O’Reilly and the “Web 2.0″ Trademark

By Eric Goldman

O’Reilly Media is a publisher of technical books. They also operate some technical conferences, including the “O’Reilly Web 2.0 Conference.” They are in the process of registering a trademark in the phrase “Web 2.0″ for

Arranging and conducting live events, namely, trade shows, expositions and business conferences in various fields, namely, computers, communications, and information technology, and

Organizing and conducting educational conferences, tutorials and workshops in the fields of computers, communication and information technology.

An Irish non-profit enterprise called IT@Cork announced the “it@cork Web 2.0 half day Conference.” In response, the corporate parent of O’Reilly [update: this isn't correct--see below] sent a standard bigfoot letter claiming ownership of the phrase “Web 2.0.” Once the C&D letter hit the web, a firestorm of controversy erupted, compounded by the fact that O’Reilly’s principal, Tim, is on vacation, unreachable, and unable to respond to the controversy himself.

In my opinion, the real lesson here is that if your core customer base subscribes to the “information wants to be free” norm–which, I think, fairly describes many of O’Reilly’s customers–then enforcing your trademark rights is a risky proposition.
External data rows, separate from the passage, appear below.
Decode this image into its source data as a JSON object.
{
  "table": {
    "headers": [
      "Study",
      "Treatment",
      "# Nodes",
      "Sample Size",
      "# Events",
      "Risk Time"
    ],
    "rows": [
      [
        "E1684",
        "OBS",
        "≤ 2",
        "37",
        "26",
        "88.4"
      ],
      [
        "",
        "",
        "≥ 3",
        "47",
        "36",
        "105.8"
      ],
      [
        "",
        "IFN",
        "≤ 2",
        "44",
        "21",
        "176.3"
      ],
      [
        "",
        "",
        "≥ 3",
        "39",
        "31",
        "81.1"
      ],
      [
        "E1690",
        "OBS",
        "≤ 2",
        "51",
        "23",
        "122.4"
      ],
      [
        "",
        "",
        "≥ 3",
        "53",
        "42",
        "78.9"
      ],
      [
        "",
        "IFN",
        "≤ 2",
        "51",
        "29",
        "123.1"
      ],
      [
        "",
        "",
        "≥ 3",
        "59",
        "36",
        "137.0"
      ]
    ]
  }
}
For a taste of how badly customers respond to IP enforcements that violate their norms, see here.

In a sense, I think companies catering to the IWTBF crowd have, by definition, fewer enforceable IP assets than other companies, because some legally enforceable assets simply aren’t viable in the court of popular opinion. I think this is particularly true when the trademark is weak (as Marty says, “If you coin and promulgate a term, you can sell it as a buzzword or you can sell it as a brand, but under trademark law, it’s virtually impossible to do both.”), but I think the advice to tread cautiously applies more generally than that. I’m reminded of the collective guffaw when the original Napster sued to enforce its trademark rights in 2000/2001. It’s not that Napster didn’t have protectable trademark rights (it did), it was just the irony (and maybe the duplicity/”chutzpah“).

But even if a company’s customer base is filled with IP maximalists, trademark owners need to remember that sending a cease-and-desist letter has some risk associated with it. The decision to send the letter is not rote, and it should not be based on abstract fears about the hypothetical loss of trademark rights for inadequate policing. Ironically, I recently posted a link to Deborah Wilcox’s article on when not to send a trademark cease-and-desist letter; her words seem very apropos.
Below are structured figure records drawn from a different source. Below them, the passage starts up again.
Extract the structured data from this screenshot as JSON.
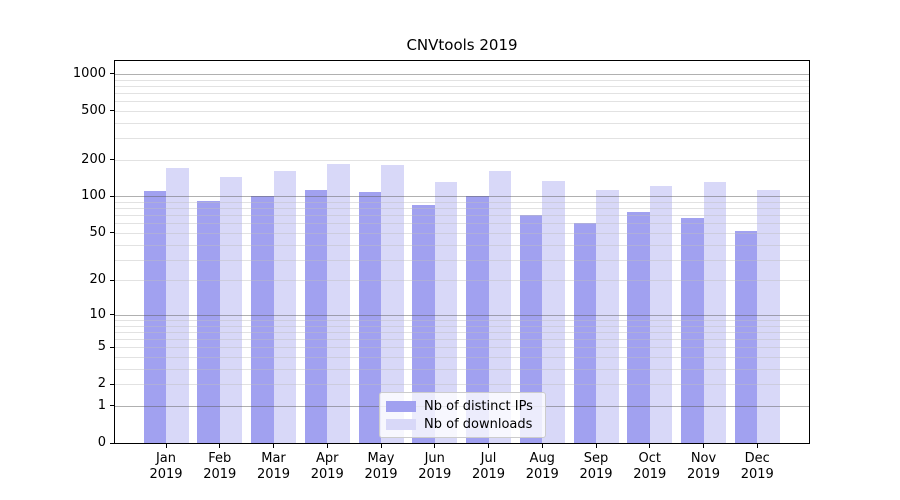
{
  "chart_data": {
    "type": "bar",
    "title": "CNVtools 2019",
    "categories": [
      "Jan 2019",
      "Feb 2019",
      "Mar 2019",
      "Apr 2019",
      "May 2019",
      "Jun 2019",
      "Jul 2019",
      "Aug 2019",
      "Sep 2019",
      "Oct 2019",
      "Nov 2019",
      "Dec 2019"
    ],
    "month_labels": [
      "Jan",
      "Feb",
      "Mar",
      "Apr",
      "May",
      "Jun",
      "Jul",
      "Aug",
      "Sep",
      "Oct",
      "Nov",
      "Dec"
    ],
    "year_label": "2019",
    "series": [
      {
        "name": "Nb of distinct IPs",
        "color": "#a1a1f0",
        "values": [
          110,
          92,
          101,
          112,
          108,
          85,
          100,
          70,
          61,
          74,
          67,
          52
        ]
      },
      {
        "name": "Nb of downloads",
        "color": "#d8d8f8",
        "values": [
          170,
          145,
          162,
          185,
          182,
          131,
          162,
          134,
          113,
          121,
          132,
          112
        ]
      }
    ],
    "xlabel": "",
    "ylabel": "",
    "yscale": "log1p",
    "y_ticks": [
      0,
      1,
      2,
      5,
      10,
      20,
      50,
      100,
      200,
      500,
      1000
    ],
    "y_minor_ticks": [
      2,
      3,
      4,
      5,
      6,
      7,
      8,
      9,
      20,
      30,
      40,
      50,
      60,
      70,
      80,
      90,
      200,
      300,
      400,
      500,
      600,
      700,
      800,
      900
    ],
    "ylim": [
      0,
      1300
    ],
    "grid": true,
    "legend_position": "lower-center",
    "colors": {
      "distinct_ips_bar": "#a1a1f0",
      "downloads_bar": "#d8d8f8",
      "major_grid": "#b0b0b0",
      "minor_grid": "#e2e2e2",
      "spine": "#000000",
      "text": "#000000",
      "legend_border": "#cccccc"
    }
  }
}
UPDATE: The NYT story. In it, a representative of IT@Cork says that CMP’s backdown illustrates the power of blogs to combat bigfoot letters.
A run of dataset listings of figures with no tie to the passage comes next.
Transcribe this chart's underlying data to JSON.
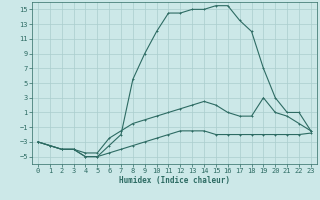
{
  "xlabel": "Humidex (Indice chaleur)",
  "bg_color": "#cce8e8",
  "line_color": "#2d6b63",
  "grid_color": "#aacece",
  "xlim": [
    -0.5,
    23.5
  ],
  "ylim": [
    -6,
    16
  ],
  "xticks": [
    0,
    1,
    2,
    3,
    4,
    5,
    6,
    7,
    8,
    9,
    10,
    11,
    12,
    13,
    14,
    15,
    16,
    17,
    18,
    19,
    20,
    21,
    22,
    23
  ],
  "yticks": [
    -5,
    -3,
    -1,
    1,
    3,
    5,
    7,
    9,
    11,
    13,
    15
  ],
  "curve_top_x": [
    0,
    2,
    3,
    4,
    5,
    6,
    7,
    8,
    9,
    10,
    11,
    12,
    13,
    14,
    15,
    16,
    17,
    18,
    19,
    20,
    21,
    22,
    23
  ],
  "curve_top_y": [
    -3,
    -4,
    -4,
    -5,
    -5,
    -3.5,
    -2,
    5.5,
    9,
    12,
    14.5,
    14.5,
    15,
    15,
    15.5,
    15.5,
    13.5,
    12,
    7,
    3,
    1,
    1,
    -1.5
  ],
  "curve_mid_x": [
    0,
    1,
    2,
    3,
    4,
    5,
    6,
    7,
    8,
    9,
    10,
    11,
    12,
    13,
    14,
    15,
    16,
    17,
    18,
    19,
    20,
    21,
    22,
    23
  ],
  "curve_mid_y": [
    -3,
    -3.5,
    -4,
    -4,
    -4.5,
    -4.5,
    -2.5,
    -1.5,
    -0.5,
    0,
    0.5,
    1,
    1.5,
    2,
    2.5,
    2,
    1,
    0.5,
    0.5,
    3,
    1,
    0.5,
    -0.5,
    -1.5
  ],
  "curve_bot_x": [
    0,
    1,
    2,
    3,
    4,
    5,
    6,
    7,
    8,
    9,
    10,
    11,
    12,
    13,
    14,
    15,
    16,
    17,
    18,
    19,
    20,
    21,
    22,
    23
  ],
  "curve_bot_y": [
    -3,
    -3.5,
    -4,
    -4,
    -5,
    -5,
    -4.5,
    -4,
    -3.5,
    -3,
    -2.5,
    -2,
    -1.5,
    -1.5,
    -1.5,
    -2,
    -2,
    -2,
    -2,
    -2,
    -2,
    -2,
    -2,
    -1.8
  ]
}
UPDATE 2: Tim O’Reilly’s response after his return from vacation. This response raises a number of issues. First and foremost, the relationship between O’Reilly and CMP wasn’t clear to me at any point in this process. Second, I’m not comfortable with the idea that O’Reilly is trying to point the finger at CMP. At minimum, it appears that an O’Reilly employee knew what CMP was doing, so presumably a different course of action was possible. But I don’t think O’Reilly was that far out of sync with CMP because it appears Tim still thinks that the Web 2.0 mark is worth protecting and that the rights cover Ireland. Finally, I’m not sure about his “shame on the blogosphere” angle–some people absolutely went overboard, but O’Reilly/CMP did make mistakes that the blog pounced on, and O’Reilly’s efforts to provide interim info did little to clarify the issue or calm the matter.

UPDATE 3: Marty thinks that O’Reilly/CMP may have committed “self-inflicted genericide.”